As I approached the bar, I noticed a rather rotund lady munching vigorously on a snack at the small table by the bar. I looked at her with the corner of my eye, as it was impossible not to have one's attention caught by that loud munching. She was staring at me with a sort of angry look, and I saw that she was almost through her bag of Cheetos.
I turned my attention back to the cashier lady who by that time was handing me my drink and my change, and noticed, on the other side of the bar another quite large lady enjoying a vanilla chocolate pudding topped by whipped cream in a small plastic container. Both of those crap foods had clearly been brought in the gym, since the bar does not sell junk.

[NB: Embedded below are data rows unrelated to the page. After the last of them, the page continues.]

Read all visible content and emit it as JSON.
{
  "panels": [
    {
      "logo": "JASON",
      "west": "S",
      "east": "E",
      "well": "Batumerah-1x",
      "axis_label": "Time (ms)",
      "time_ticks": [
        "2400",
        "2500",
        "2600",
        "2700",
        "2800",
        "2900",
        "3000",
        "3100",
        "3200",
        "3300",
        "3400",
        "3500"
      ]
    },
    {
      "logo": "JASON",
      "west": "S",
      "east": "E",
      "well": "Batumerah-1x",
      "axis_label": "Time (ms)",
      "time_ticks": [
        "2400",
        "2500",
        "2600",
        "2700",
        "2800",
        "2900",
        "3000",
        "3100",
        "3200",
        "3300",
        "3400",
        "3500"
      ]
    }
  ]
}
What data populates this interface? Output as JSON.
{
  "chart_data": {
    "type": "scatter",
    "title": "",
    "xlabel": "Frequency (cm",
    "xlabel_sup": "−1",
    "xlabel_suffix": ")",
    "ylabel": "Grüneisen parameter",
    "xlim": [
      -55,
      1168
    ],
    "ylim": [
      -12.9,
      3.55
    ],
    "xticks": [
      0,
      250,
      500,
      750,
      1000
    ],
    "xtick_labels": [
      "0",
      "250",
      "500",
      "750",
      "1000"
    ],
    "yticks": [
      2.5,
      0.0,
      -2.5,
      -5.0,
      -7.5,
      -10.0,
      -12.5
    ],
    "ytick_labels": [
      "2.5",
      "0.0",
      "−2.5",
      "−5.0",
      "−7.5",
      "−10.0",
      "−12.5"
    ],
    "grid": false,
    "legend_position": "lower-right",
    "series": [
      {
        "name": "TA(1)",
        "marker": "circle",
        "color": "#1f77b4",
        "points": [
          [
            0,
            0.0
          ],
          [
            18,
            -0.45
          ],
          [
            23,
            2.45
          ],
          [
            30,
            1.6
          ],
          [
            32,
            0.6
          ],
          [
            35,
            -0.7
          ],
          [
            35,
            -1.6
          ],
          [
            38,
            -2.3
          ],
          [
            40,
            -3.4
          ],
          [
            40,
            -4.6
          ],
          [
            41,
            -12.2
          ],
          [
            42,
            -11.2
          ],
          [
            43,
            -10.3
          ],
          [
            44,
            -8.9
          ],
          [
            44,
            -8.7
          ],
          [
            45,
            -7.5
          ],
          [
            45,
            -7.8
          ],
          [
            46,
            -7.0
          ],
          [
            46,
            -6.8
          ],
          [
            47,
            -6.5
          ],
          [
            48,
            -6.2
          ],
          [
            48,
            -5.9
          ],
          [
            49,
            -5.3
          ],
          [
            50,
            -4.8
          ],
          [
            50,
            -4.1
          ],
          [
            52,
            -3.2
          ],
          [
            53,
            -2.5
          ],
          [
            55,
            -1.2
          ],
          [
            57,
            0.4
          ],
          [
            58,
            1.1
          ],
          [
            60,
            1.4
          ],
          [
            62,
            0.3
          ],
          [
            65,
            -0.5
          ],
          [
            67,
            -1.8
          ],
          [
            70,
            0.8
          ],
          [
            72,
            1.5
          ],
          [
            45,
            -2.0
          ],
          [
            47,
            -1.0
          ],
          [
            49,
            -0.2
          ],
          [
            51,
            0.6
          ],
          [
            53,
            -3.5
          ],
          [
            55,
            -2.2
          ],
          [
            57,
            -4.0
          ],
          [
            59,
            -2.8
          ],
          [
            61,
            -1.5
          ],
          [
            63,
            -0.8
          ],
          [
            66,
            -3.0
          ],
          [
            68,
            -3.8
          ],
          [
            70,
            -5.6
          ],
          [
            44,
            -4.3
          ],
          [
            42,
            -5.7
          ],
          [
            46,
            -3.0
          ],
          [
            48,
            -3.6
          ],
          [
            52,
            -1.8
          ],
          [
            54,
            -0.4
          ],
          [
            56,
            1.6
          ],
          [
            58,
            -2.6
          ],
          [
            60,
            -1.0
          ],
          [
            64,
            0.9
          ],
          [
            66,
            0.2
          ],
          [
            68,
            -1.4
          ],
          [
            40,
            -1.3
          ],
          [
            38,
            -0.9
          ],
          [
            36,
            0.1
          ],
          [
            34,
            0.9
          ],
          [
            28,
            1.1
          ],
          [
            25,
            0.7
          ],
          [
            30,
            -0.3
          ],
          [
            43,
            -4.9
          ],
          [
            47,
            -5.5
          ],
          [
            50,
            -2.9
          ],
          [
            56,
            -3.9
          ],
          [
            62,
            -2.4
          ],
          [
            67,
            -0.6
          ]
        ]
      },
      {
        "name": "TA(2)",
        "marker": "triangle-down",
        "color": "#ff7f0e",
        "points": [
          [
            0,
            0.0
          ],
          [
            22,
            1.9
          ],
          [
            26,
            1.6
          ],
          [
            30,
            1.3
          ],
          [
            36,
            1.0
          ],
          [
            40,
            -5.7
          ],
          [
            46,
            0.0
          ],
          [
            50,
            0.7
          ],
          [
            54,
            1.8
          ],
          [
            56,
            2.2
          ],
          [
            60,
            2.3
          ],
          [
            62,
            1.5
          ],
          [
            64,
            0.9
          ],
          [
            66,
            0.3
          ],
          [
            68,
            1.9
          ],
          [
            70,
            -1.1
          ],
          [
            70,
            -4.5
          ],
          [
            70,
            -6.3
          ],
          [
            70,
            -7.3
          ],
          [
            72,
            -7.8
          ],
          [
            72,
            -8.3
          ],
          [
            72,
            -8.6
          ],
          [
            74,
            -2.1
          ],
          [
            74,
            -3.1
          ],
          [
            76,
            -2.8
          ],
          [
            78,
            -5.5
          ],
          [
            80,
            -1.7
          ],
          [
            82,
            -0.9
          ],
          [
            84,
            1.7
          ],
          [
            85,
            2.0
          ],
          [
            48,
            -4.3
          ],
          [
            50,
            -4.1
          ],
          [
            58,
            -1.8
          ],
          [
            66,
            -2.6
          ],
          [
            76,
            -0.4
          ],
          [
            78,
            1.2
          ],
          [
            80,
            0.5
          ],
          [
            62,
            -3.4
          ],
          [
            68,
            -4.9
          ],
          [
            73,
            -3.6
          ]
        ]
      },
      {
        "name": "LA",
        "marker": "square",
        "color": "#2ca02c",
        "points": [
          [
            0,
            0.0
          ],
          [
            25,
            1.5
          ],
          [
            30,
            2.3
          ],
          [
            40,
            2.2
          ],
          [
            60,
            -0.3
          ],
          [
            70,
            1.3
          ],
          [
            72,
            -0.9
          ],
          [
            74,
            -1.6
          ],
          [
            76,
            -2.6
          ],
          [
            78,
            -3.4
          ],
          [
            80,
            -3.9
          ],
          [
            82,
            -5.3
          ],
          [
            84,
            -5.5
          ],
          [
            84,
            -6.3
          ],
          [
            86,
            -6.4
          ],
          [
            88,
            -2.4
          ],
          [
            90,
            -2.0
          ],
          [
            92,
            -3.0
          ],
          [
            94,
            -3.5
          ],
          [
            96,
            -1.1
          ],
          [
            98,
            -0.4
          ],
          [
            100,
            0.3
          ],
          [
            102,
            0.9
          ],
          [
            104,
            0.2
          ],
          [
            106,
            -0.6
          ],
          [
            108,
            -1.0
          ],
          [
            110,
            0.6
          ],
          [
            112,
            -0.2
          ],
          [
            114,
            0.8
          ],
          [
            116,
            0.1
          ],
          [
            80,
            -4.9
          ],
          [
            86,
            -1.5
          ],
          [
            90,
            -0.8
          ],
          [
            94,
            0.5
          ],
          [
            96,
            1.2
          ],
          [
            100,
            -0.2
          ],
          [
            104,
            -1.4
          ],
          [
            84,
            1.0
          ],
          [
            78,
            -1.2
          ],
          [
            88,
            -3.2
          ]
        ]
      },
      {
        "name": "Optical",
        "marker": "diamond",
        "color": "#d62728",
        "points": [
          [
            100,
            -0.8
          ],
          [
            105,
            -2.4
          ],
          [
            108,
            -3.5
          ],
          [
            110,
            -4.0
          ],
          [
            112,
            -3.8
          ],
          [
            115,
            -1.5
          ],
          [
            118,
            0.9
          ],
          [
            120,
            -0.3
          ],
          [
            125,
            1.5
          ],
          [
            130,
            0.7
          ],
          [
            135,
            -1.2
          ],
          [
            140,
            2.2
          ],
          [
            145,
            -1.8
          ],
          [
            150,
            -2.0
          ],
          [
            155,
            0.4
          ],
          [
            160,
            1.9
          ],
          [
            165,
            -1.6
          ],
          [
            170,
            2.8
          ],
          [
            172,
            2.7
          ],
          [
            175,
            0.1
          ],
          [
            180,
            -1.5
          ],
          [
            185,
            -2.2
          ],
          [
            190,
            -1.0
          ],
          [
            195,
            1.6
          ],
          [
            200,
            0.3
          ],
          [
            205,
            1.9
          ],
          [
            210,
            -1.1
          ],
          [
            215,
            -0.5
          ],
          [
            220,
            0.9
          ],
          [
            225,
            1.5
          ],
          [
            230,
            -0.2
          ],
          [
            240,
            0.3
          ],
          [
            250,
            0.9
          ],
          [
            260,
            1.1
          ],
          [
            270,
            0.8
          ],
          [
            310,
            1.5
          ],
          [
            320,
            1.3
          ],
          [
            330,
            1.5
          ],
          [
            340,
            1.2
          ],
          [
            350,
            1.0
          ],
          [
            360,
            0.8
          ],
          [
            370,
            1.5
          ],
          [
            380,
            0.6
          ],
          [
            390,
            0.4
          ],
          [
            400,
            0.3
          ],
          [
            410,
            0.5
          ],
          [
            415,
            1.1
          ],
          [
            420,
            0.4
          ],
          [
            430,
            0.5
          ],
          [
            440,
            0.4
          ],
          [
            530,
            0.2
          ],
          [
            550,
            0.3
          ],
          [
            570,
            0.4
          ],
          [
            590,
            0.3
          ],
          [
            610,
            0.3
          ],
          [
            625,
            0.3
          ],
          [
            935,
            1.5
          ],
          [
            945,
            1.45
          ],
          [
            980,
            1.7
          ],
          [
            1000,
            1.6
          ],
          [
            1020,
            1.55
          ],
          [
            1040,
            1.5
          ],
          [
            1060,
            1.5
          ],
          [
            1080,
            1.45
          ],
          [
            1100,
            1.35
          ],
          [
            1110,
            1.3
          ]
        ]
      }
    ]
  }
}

WTF, I thought, what is the point in going to the gym! I sometimes eat junk foods myself, but when I do, I do it watching tv at night, on my couch with the dog keeping my feet warm.
Not at the gym!
The gym is sacred.
The gym is the temple of my health and wellbeing.
The gym means taking care of myself, working hard, sweating and feeling light like a butterfly after a workout - or heavy as lead, depending on the days, but you got the concept.
I almost found it disrespectful of those ladies to eat junk in a place where people go to try and get healthy and strong.
Fat lady eating Cheetos at my gym: shame on you, you are pathetic, even more pathetic that me with my caffeine addiction. At least work my butt off and do not waste my gym membership money.